Depression as a terminal illness

Is there a place for palliative care?


In 2020, there were 5,224 suicide deaths registered in England and Wales.1 The Mental Health Foundation, a London-based charitable organization, reports that approximately 70% of such deaths are in patients with depression.2 The number of attempted suicides is much higher – the South West London and St. George’s Mental Health Trust estimates that at least 140,000 people attempt suicide in England and Wales every year.3

In suicidal depression, the psychological pain is often unbearable and feels overwhelmingly incompatible with life. One is no longer living but merely surviving, and eventually the exhaustion will lead to decompensation. This is marked by suicide. The goal is to end the suffering permanently and this is achieved through death.

Dr. Minna Chang, Imperial College London

Dr. Minna Chang

Depression, like all other physical and mental illnesses, runs a course. This is highly variable between individuals and can be the case even between separate relapse episodes in the same patient. Like many diagnoses, depression is known to lead to death in a significant number of people. Many suicidally depressed patients feel that death will be an inevitable result of the illness.

Suicide is often viewed as a symptom of severe depression, but what if we considered death as part of the disease process itself? Consequently, would it be justifiable to consider depression in these patients as a form of terminal illness, since without treatment, the condition would lead to death? Accordingly, could there be a place for palliative care in a small minority of suicidally depressed patients? Taking such a perspective would mean that instead of placing the focus on the prevention of deaths and prolonging of lifespan, the focus would be on making the patients comfortable as the disease progresses, maintaining their dignity, and promoting autonomy.

Suicidal depression and rights

Patients with psychiatric conditions are generally not given the same rights to make decisions regarding their mental health and treatment, particularly if they wish to decline treatment. The rationale for this is that psychiatric patients do not have the capacity to make such decisions in the acute setting, because of the direct effects of the unwell mind on their decision-making processes and cognitive faculties. While this may be true in some cases, there is limited evidence that this applies to all suicidally depressed patients in all cases.
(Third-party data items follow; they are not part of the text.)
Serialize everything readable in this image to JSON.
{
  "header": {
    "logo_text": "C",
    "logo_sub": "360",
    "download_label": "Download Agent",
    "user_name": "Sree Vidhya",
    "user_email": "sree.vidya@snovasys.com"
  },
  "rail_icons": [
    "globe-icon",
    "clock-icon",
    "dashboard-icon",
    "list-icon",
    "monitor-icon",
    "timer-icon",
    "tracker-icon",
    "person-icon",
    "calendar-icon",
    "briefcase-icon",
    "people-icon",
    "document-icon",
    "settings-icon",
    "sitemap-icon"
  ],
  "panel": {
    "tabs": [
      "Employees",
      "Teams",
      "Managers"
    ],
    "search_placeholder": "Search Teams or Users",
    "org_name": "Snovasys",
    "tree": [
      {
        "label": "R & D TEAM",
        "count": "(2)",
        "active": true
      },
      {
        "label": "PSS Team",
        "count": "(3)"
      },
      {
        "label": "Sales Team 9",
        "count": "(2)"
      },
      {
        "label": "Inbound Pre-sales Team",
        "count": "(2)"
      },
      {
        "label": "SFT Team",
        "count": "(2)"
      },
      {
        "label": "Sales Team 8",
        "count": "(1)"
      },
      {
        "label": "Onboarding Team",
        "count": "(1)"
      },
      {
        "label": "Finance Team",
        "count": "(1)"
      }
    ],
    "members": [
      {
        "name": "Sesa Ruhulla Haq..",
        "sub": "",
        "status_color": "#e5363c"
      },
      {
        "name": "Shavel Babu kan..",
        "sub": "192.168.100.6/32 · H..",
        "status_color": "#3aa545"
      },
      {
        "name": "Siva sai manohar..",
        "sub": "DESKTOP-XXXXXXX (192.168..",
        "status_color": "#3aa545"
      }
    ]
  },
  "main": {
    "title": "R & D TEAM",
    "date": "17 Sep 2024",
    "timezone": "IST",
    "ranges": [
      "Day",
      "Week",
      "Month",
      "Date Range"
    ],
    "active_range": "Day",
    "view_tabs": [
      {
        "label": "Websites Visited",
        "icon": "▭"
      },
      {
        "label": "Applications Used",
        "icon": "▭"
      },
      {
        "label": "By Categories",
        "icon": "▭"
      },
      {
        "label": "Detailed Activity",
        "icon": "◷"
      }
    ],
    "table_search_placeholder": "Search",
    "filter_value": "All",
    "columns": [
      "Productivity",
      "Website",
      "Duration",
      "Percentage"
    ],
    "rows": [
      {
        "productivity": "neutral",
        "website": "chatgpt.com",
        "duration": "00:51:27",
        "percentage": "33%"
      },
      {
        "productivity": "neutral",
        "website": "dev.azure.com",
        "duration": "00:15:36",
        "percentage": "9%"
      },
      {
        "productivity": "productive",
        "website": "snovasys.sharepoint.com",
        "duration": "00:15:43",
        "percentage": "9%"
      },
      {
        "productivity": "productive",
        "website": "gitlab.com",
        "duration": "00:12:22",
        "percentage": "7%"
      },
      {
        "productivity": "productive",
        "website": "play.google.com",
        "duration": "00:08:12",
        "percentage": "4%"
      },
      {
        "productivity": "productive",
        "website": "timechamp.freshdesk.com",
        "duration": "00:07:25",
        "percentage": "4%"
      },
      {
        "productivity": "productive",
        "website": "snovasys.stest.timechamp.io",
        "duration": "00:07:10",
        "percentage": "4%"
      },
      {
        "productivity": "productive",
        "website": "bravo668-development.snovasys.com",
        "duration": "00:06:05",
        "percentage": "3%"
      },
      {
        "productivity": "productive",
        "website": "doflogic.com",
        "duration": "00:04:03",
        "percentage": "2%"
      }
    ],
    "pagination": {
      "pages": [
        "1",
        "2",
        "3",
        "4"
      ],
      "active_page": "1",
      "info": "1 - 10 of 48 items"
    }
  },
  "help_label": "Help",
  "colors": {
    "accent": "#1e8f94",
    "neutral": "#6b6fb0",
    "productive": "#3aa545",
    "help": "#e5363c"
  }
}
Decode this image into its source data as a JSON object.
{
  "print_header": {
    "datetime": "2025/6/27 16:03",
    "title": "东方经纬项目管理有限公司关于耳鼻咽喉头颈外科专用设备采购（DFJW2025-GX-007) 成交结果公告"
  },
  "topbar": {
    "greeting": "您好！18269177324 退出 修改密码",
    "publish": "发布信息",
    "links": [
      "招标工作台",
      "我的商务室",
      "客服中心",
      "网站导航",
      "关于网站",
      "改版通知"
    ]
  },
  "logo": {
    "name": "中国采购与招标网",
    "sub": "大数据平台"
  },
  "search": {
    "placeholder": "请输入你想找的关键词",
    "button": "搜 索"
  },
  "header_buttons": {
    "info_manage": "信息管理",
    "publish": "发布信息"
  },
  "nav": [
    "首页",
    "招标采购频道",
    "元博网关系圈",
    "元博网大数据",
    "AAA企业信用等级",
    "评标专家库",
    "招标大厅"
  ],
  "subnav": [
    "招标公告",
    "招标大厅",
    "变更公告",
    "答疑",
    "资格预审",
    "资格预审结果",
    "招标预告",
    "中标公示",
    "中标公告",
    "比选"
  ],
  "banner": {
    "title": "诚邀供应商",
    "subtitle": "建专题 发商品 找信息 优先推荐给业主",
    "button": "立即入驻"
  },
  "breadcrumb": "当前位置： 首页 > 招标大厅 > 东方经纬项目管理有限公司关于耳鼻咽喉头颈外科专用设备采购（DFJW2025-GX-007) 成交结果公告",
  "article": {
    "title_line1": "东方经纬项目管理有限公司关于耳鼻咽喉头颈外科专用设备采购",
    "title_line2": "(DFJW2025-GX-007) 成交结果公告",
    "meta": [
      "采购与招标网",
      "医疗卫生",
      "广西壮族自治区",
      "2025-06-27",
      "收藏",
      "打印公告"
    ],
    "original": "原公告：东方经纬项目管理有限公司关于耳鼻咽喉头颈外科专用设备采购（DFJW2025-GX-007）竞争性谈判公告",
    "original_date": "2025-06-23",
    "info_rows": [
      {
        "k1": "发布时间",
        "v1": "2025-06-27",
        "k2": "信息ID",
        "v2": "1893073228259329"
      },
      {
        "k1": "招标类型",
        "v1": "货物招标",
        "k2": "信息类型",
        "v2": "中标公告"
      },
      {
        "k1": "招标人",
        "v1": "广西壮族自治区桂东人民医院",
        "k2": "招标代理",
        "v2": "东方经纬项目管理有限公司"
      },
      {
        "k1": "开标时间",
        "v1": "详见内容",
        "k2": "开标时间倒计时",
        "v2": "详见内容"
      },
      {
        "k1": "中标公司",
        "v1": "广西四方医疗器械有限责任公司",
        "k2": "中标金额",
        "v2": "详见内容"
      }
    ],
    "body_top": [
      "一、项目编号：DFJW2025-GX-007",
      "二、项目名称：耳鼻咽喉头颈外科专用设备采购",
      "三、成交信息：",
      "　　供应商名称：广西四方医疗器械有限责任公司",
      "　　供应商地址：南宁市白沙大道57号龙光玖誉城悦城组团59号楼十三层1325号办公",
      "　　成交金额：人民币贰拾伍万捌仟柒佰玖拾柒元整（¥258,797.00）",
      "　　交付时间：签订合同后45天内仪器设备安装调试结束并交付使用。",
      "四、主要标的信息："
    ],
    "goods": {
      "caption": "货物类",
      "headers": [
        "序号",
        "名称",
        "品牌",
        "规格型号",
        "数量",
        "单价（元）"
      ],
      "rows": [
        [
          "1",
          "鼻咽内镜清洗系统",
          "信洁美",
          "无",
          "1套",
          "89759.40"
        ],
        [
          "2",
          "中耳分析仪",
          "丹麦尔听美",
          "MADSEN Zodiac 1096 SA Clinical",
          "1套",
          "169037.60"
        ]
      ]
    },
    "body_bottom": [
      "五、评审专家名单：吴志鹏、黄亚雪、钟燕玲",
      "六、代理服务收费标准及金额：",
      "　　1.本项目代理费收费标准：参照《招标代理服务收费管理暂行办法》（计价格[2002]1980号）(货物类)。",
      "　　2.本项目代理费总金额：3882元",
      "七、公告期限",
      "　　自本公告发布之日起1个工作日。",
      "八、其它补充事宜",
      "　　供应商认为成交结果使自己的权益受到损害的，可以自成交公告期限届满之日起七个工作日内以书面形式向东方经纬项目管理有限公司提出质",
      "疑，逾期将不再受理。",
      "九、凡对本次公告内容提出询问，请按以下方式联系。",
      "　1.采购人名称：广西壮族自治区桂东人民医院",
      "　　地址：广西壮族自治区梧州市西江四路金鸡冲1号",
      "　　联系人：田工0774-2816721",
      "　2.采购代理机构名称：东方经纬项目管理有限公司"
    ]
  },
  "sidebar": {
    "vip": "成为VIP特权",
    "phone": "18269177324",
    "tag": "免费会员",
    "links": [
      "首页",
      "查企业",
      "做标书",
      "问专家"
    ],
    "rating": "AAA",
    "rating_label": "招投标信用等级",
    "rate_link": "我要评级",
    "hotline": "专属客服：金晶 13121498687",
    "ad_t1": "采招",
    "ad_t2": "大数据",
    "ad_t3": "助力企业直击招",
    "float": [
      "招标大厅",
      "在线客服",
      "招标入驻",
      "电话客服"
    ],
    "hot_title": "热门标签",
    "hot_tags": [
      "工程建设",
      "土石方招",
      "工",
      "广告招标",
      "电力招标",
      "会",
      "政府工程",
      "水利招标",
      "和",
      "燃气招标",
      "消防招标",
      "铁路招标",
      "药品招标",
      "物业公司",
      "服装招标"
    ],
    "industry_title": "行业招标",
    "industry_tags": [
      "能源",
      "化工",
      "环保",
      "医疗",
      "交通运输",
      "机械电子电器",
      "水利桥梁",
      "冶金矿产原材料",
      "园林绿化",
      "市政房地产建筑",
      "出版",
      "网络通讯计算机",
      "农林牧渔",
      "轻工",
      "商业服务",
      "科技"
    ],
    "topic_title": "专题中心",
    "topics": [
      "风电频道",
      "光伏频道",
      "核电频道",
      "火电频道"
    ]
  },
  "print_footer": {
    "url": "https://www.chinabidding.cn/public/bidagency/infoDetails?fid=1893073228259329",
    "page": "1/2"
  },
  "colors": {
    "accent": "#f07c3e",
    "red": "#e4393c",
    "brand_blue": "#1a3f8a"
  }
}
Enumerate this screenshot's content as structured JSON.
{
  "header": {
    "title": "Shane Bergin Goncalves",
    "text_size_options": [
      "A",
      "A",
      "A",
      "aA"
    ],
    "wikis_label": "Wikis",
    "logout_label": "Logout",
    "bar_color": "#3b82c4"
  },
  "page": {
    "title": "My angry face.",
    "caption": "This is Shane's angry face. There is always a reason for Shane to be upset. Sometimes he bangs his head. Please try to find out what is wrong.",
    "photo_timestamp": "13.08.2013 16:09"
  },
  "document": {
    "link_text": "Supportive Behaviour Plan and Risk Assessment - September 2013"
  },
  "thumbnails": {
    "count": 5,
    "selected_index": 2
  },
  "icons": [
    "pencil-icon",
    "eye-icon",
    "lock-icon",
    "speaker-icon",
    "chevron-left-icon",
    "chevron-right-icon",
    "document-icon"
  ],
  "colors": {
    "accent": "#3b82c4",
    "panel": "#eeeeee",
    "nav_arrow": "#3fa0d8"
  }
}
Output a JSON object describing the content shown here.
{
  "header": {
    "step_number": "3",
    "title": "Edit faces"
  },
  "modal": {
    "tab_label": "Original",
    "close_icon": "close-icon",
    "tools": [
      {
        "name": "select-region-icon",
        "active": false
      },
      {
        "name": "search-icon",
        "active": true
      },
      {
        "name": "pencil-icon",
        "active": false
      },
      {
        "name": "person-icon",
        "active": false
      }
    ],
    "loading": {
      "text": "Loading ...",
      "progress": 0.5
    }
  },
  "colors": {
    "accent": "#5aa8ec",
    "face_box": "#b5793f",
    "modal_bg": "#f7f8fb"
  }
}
Another argument against allowing suicidally depressed patients to decline treatment is the notion that the episode of depression can be successfully treated, and the patients can return to their normal level of functioning. However, in individuals with a previous history of severe depression, it is possible that they will relapse again at some point. In the same way, a cancer can be treated, and patients could return to their baseline level of functioning, only for the cancer to then return later in life. In both cases, these relapses are emotionally and physically exhausting and painful to get through. The difference is that a cancer patient can decline further treatment and opt for no treatment or for palliative treatment, knowing that the disease will shorten life expectancy. For suicidal depression, this is not an option. Such patients may be sectioned, admitted, and treated against their will. Suicide, which could be considered a natural endpoint of the depressive illness, is unacceptable.

Is it fair to confiscate one’s right to decline treatment, solely because that person suffers from a mental illness, as opposed to a physical one? Numerous studies have demonstrated clear structural, neurological, and neurochemical changes in suicidal depression. This is evidence that such a condition encompasses a clear physical property. Other conditions, such as dementia and chronic pain, have previously been accepted for euthanasia in certain countries. Pain is a subjective experience of nociceptive and neurochemical signaling. In the same way, depression is a subjective experience involving aberrant neurochemical signaling. The difference is that physical pain can often be localized. However, patients with suicidal depression often experience very severe and tangible pain that can be difficult to articulate and for others to understand if they have never experienced it themselves.

Like distinct forms of physical pain, suicidal depression creates a different form of pain, but it is pain, nonetheless. Is it therefore fair for suicidally depressed patients to be given lesser rights than those suffering from physical illnesses in determining their fate?